Use filters and timeframes in your wording

Conversational Analytics understands common filters like date ranges, locations, staff, and channels when you mention them in your question. For best results, try to include:

  • Time frame: “last 30 days”, “this quarter”, “last year”

  • Segment: “by branch”, “by staff member”, “by channel”

  • Conditions: “where no‑show rate is above 5%”, “only booked appointments”

If an answer looks off, adding more precise timeframes or filters is often enough to correct it.

Working with your results

When you submit a question, Conversational Analytics will:

  1. Run a governed query against the same analytics model used by your dashboards and Explores.

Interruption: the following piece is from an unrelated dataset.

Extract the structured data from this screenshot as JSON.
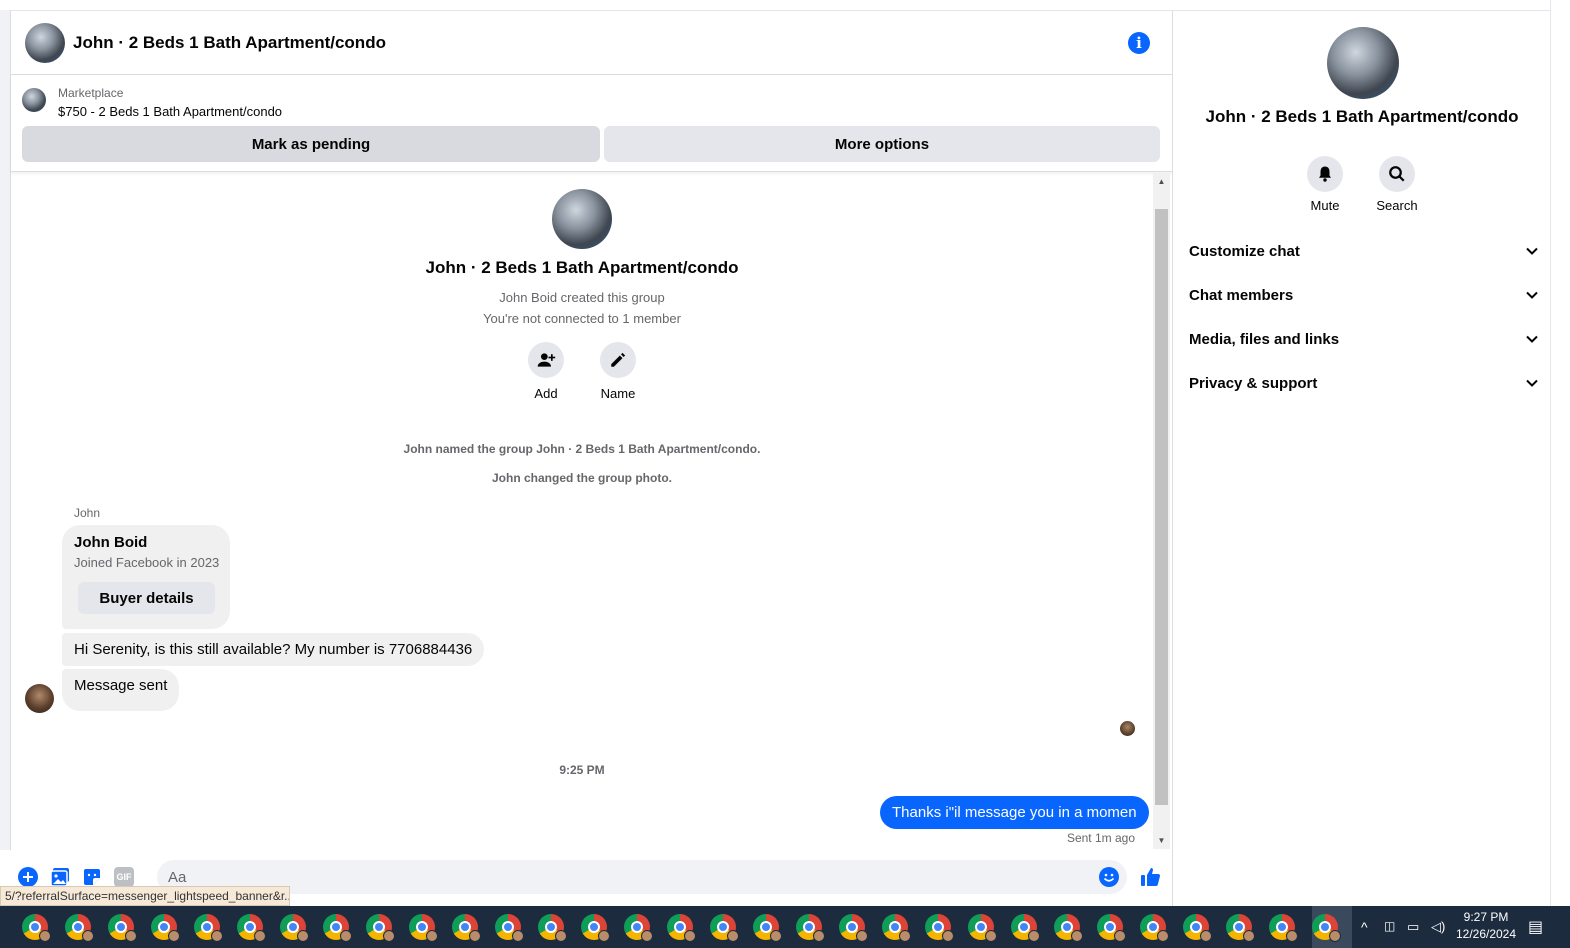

  2. Return a visualization, table, or summary that directly answers your question.

From there, you can:

  • Switch views by asking for a different visualization (for example, “show this as a line chart over time”).

  • Ask follow‑ups to drill deeper (for example, “Which three branches are highest?”).

  • Rename the conversation so you can easily find it later in your recent chats (for example, “Q2 Branch No‑Shows”).

  • Open in Explore to see the underlying query and modify it directly in Looker, if your permissions allow it.

For any high‑stakes reporting or executive presentations, we recommend double‑checking critical numbers against your standard dashboards or trusted Explores, just as you would with any new analysis.

Privacy, security, and safeguards

Conversational Analytics is built on top of the same governed analytics layer that powers your existing Coconut dashboards and reports:

  • Your existing permissions apply. Users can only see data they’re already allowed to see in Analytics; Conversational Analytics does not grant new data access on its own.

  • Conversations stay within your environment. Coconut cannot see individual Conversational Analytics chat histories or the specific answers returned; we rely on explicit feedback you choose to share when you report an issue or success.

  • Enterprise‑grade governance. All queries are executed through a governed analytics model with row‑ and column‑level controls, helping ensure that answers reflect your organization’s approved metric definitions and access rules.

As with any early‑stage AI experience, results can occasionally be incomplete or incorrect. If something looks off:

  • Rephrase your question with more detail (timeframe, branches, channels, etc.).

  • Compare against an existing dashboard or Explore.

  • Use the in‑product Give feedback option (where available) to flag especially helpful or confusing responses so we can continue improving the experience.